Con Sultan(t) For(t) Mateur

19 03 2010

Les titres utilisés par les formateurs pour se (re)présenter forment une longue liste où figurent des appellations aussi restrictives (animateur) qu’ésotériques (andragogue), aussi ambigues (conseil en formation) que lointaines (training manager), etc ….

J’ai choisi celui de consultant formateur pour quatre raisons qui me semblent bien symboliser notre métier:

- dans le mot « consultant » il y a le mot « con ». L’une des caractéristiques majeures de ce métier est bien de valoriser le droit à la connerie. L’action de formation est et doit rester un exutoire, un espace de liberté où la bêtise n’est pas la forme la moins intéressante de « pensée à côté ». La créativité, le décalage, la remise en cause, l’humour, le rire, la provocation et le paradoxe sont le lot quotidien du formateur en action. Moitié charognard, moitié marchand d’espérance, il incarne parfaitement le chevalier « Braillard » pourfendant la résistance au changement.
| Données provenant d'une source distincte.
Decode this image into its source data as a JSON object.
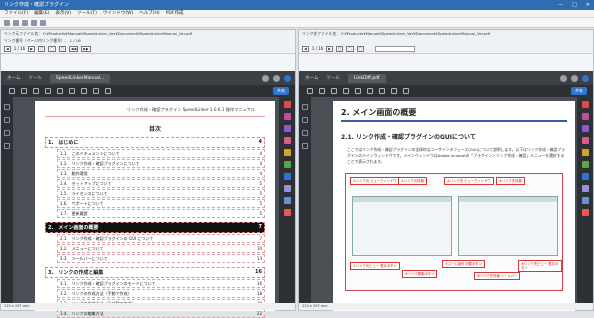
{
  "window": {
    "title": "リンク作成・確認ブラグイン",
    "controls": [
      "—",
      "□",
      "✕"
    ]
  },
  "menu": [
    "ファイル(F)",
    "編集(E)",
    "表示(V)",
    "ツール(T)",
    "ウインドウ(W)",
    "ヘルプ(H)",
    "PDF作成"
  ],
  "left_pane": {
    "path_line1": "リンク元ファイル名： F:¥Products¥Manual¥SpeedLinker_Ver¥Document¥SpeedLinkerManual_Ver.pdf",
    "path_line2": "リンク番号（ページ内リンク番号）： 1 / 16",
    "nav_page": "1 / 16",
    "nav_buttons": [
      "◀◀",
      "▶▶"
    ],
    "acrobat": {
      "tab_home": "ホーム",
      "tab_tools": "ツール",
      "doc_tab": "SpeedLinkerManual...",
      "share": "共有"
    },
    "page": {
      "header": "リンク作成・確認プラグイン SpeedLinker 1.0.6.1 操作マニュアル",
      "title": "目次",
      "toc": [
        {
          "level": 1,
          "label": "1.　はじめに",
          "page": "4",
          "active": false
        },
        {
          "level": 2,
          "label": "1.1.　このドキュメントについて",
          "page": "4"
        },
        {
          "level": 2,
          "label": "1.2.　リンク作成・確認プラグインについて",
          "page": "4"
        },
        {
          "level": 2,
          "label": "1.3.　動作環境",
          "page": "4"
        },
        {
          "level": 2,
          "label": "1.4.　セットアップについて",
          "page": "5"
        },
        {
          "level": 2,
          "label": "1.5.　ライセンスについて",
          "page": "5"
        },
        {
          "level": 2,
          "label": "1.6.　サポートについて",
          "page": "5"
        },
        {
          "level": 2,
          "label": "1.7.　更新履歴",
          "page": "5"
        },
        {
          "level": 1,
          "label": "2.　メイン画面の概要",
          "page": "7",
          "active": true
        },
        {
          "level": 2,
          "label": "2.1.　リンク作成・確認プラグインの GUI について",
          "page": "7"
        },
        {
          "level": 2,
          "label": "2.2.　メニューについて",
          "page": "10"
        },
        {
          "level": 2,
          "label": "2.3.　ツールバーについて",
          "page": "13"
        },
        {
          "level": 1,
          "label": "3.　リンクの作成と編集",
          "page": "16",
          "active": false
        },
        {
          "level": 2,
          "label": "3.1.　リンク作成・確認プラグインのモードについて",
          "page": "16"
        },
        {
          "level": 2,
          "label": "3.2.　リンクの作成方法（手動で作成）",
          "page": "18"
        },
        {
          "level": 2,
          "label": "3.3.　リンクの作成方法（半自動で作成）",
          "page": "19"
        },
        {
          "level": 2,
          "label": "3.4.　リンクの編集方法",
          "page": "22"
        }
      ]
    },
    "status": "210 x 297 mm"
  },
  "right_pane": {
    "path_line1": "リンク先ファイル名： F:¥Products¥Manual¥SpeedLinker_Ver¥Document¥SpeedLinkerManual_Ver.pdf",
    "nav_page": "1 / 16",
    "acrobat": {
      "tab_home": "ホーム",
      "tab_tools": "ツール",
      "doc_tab": "LinkDiff.pdf",
      "share": "共有"
    },
    "page": {
      "title": "2. メイン画面の概要",
      "subtitle": "2.1. リンク作成・確認プラグインのGUIについて",
      "para": "ここではリンク作成・確認プラグインの全体的なユーザインタフェース(GUI)について説明します。以下はリンク作成・確認プラグインのメインウィンドウです。メインウィンドウはAdobe Acrobatの「プラグイン＞リンク作成・確認」メニューを選択することで表示されます。",
      "callouts": [
        "①リンク元 ビューウィンドウ",
        "②リンク元情報",
        "③リンク先 ビューウィンドウ",
        "④リンク先情報",
        "⑤リンク元ビュー 表示ボタン",
        "⑥リンク移動ボタン",
        "⑦ズーム操作 切替ボタン",
        "⑧リンク先情報 ツールバー",
        "⑨リンク先ビュー 表示ボタン"
      ]
    },
    "status": "210 x 297 mm"
  }
}
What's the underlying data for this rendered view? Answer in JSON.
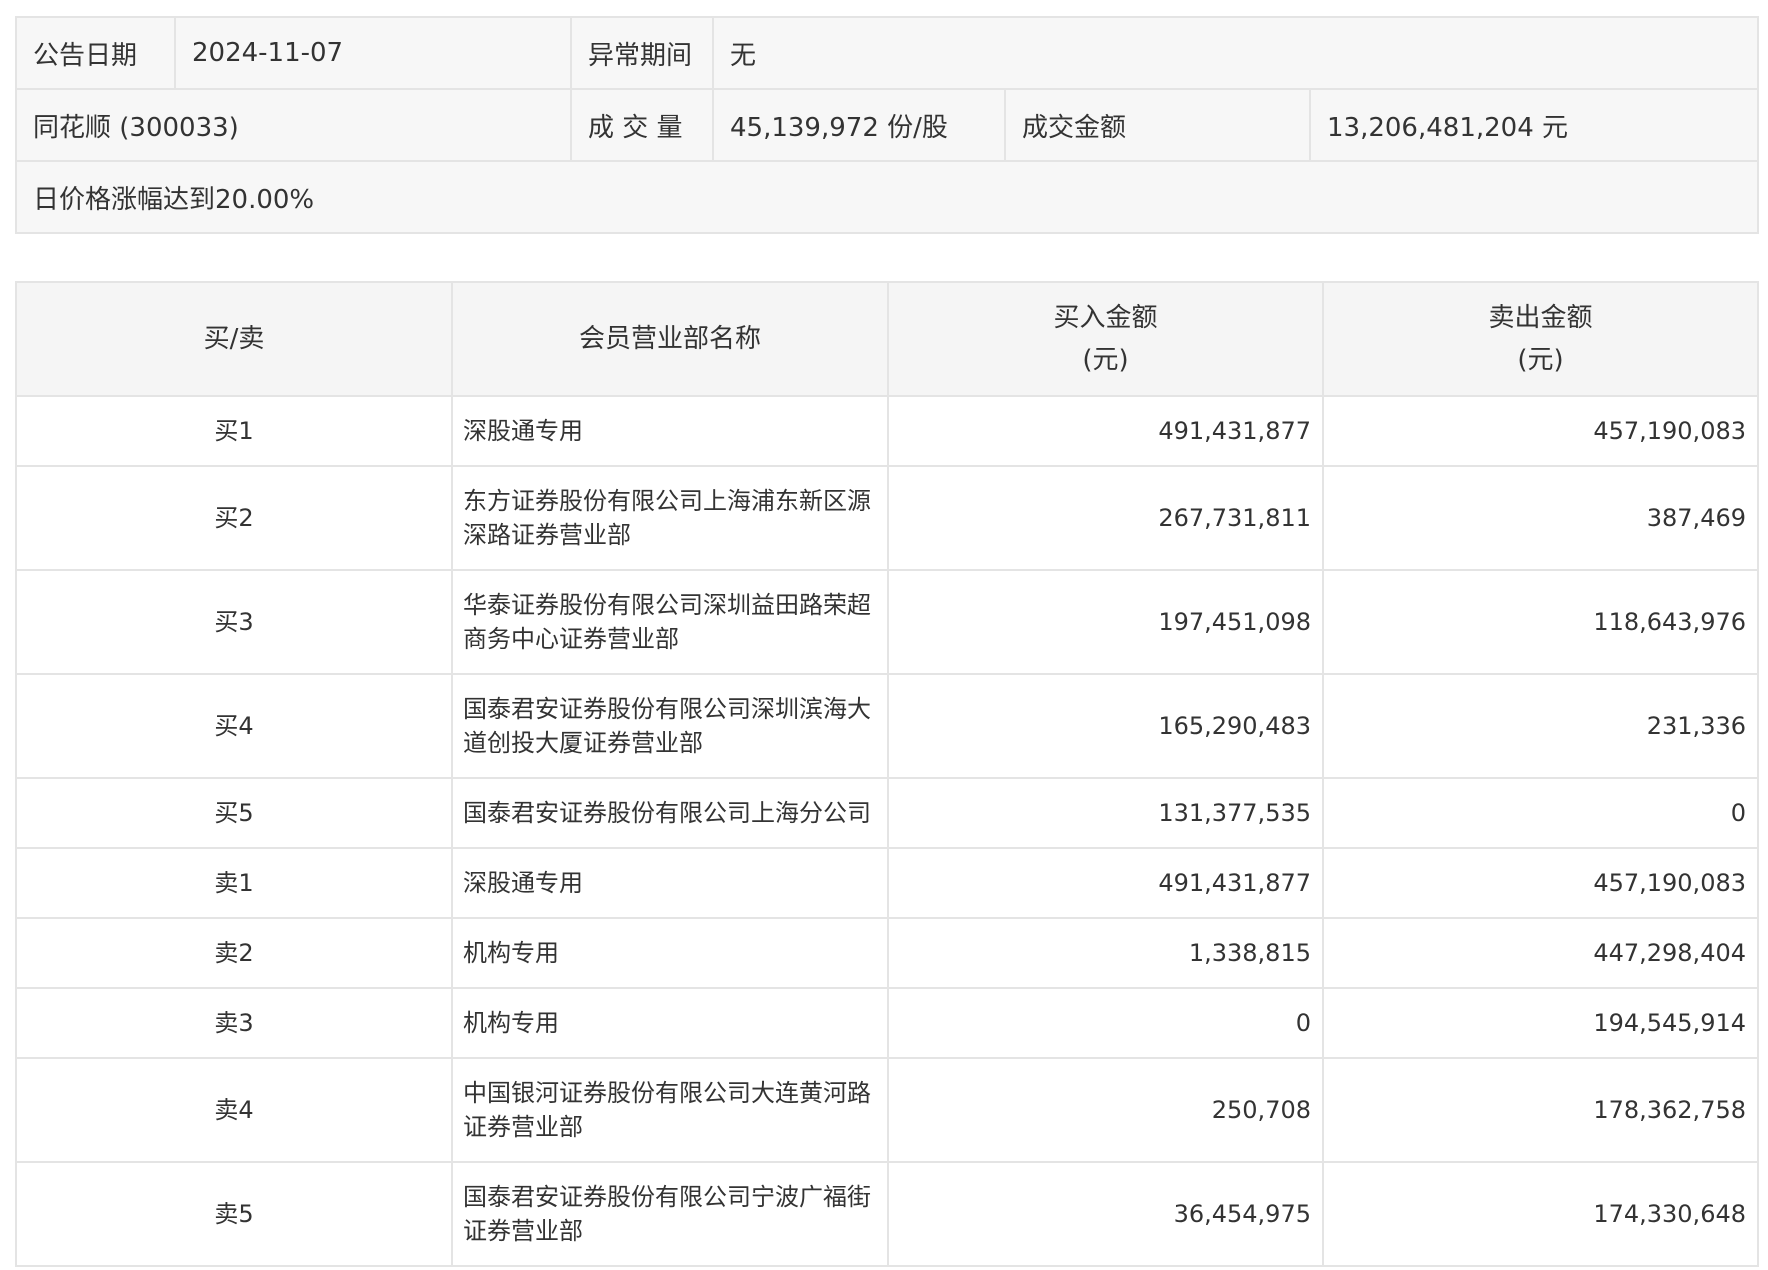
{
  "info": {
    "announce_date_label": "公告日期",
    "announce_date": "2024-11-07",
    "abnormal_period_label": "异常期间",
    "abnormal_period": "无",
    "stock": "同花顺 (300033)",
    "volume_label": "成 交 量",
    "volume": "45,139,972 份/股",
    "turnover_label": "成交金额",
    "turnover": "13,206,481,204 元",
    "reason": "日价格涨幅达到20.00%"
  },
  "table": {
    "headers": {
      "side": "买/卖",
      "member": "会员营业部名称",
      "buy_amount": "买入金额",
      "buy_unit": "(元)",
      "sell_amount": "卖出金额",
      "sell_unit": "(元)"
    },
    "rows": [
      {
        "side": "买1",
        "name": "深股通专用",
        "buy": "491,431,877",
        "sell": "457,190,083"
      },
      {
        "side": "买2",
        "name": "东方证券股份有限公司上海浦东新区源深路证券营业部",
        "buy": "267,731,811",
        "sell": "387,469"
      },
      {
        "side": "买3",
        "name": "华泰证券股份有限公司深圳益田路荣超商务中心证券营业部",
        "buy": "197,451,098",
        "sell": "118,643,976"
      },
      {
        "side": "买4",
        "name": "国泰君安证券股份有限公司深圳滨海大道创投大厦证券营业部",
        "buy": "165,290,483",
        "sell": "231,336"
      },
      {
        "side": "买5",
        "name": "国泰君安证券股份有限公司上海分公司",
        "buy": "131,377,535",
        "sell": "0"
      },
      {
        "side": "卖1",
        "name": "深股通专用",
        "buy": "491,431,877",
        "sell": "457,190,083"
      },
      {
        "side": "卖2",
        "name": "机构专用",
        "buy": "1,338,815",
        "sell": "447,298,404"
      },
      {
        "side": "卖3",
        "name": "机构专用",
        "buy": "0",
        "sell": "194,545,914"
      },
      {
        "side": "卖4",
        "name": "中国银河证券股份有限公司大连黄河路证券营业部",
        "buy": "250,708",
        "sell": "178,362,758"
      },
      {
        "side": "卖5",
        "name": "国泰君安证券股份有限公司宁波广福街证券营业部",
        "buy": "36,454,975",
        "sell": "174,330,648"
      }
    ]
  }
}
- dans le mot « consultant » figure le mot « sultan ». Je me souviens avec délice et nostalgie d’une formation torride à Marrakech, en maillot de bain et Ray-ban, le tableau-papier installé au bord de la piscine, trônant en plein soleil au milieu d’un essaim de jolies filles. Pour moi ce métier présente aussi cette aspect ambigu, mélange de cabotinage, de chaleur humaine, de convivialité, d’intensité dans la relation, tout à la fois très forte et très limitée dans le temps. Animer, sympathiser, s’impliquer dans la volonté d’apprendre des stagiaires est un plaisir physique, une jouissance qui n’a d’égale que la magie et la satisfaction de les voir progresser sur eux-mêmes.

- dans le mot « formateur » on retrouve l’évocation du mot « fort ». Au base-line d’une carte de visite d’un ami formateur belge (« Deloche, pourquoi tant de haine ? ») qui indiquait « la connaissance donne la puissance » je préfère la citation de Francis BACON « Le savoir est en soi pouvoir ». Notre métier est pour moi aussi inséparable de la notion de force que l’apprentissage de la notion d’ouverture. C’est la puissance de la formation qui peut féconder l’ouverture d’esprit des stagiaires et donner naissance à l’acte d’apprentissage. Tel Yoda le Jedi dans sa lutte contre Darth Vader, nous sommes les hérauts du combat de l’intelligence contre l’imbécillité et la médiocrité, de la tolérance contre le fascisme, le fanatisme, l’intégrisme et l’obscurantisme, de l’indépendance d’esprit contre l’impérialisme des nantis, de la culture et de la beauté contre l’ignorance et la misère. L’idée de formation est et doit rester une idée subversive et nous sommes les chantres de la révolution pédagogique. L’actuelle challenge de la compétence dans nos pays développés ne peut donner que plus de force à notre combat. En plagiant SAINT JUST on pourrait clamer: « La révolution pédagogique ne prendra fin qu’avec la perfection du bonheur ».

- enfin dans le mot « formateur » se cache le mot « mateur » qui illustre bien le caractère fondamentalement voyeuriste de ce métier. La base de ce métier repose sur la capacité du formateur à observer, à regarder fonctionner, à analyser, comprendre pour reformuler. Tout en dépassant les apports de l’école rogérienne sur les méthodes pédagogiques post soixante-huitardes, il convient de rappeler que l’efficacité pédagogique ne peut que faire suite à une véritable analyse en profondeur (audit) des besoins en formation, tant auprès des futurs stagiaires qu’auprès du commanditaire (entreprise ou autre). La pertinence du discours du formateur tient beaucoup à l’impertinence de son regard, à son statut proche du fou du roi, sa force de proposition tient à l’indiscrétion de sa démarche, à son rôle de candide, la confiance qu’on lui accorde tient à la bienveillance chaleureuse dont il « couve ses » stagiaires.

Pour toutes ces raisons, je suis fier de porter ce titre aussi signifiant en matière d’éthique (et tac) que chargé en implications sémantiques (et toc).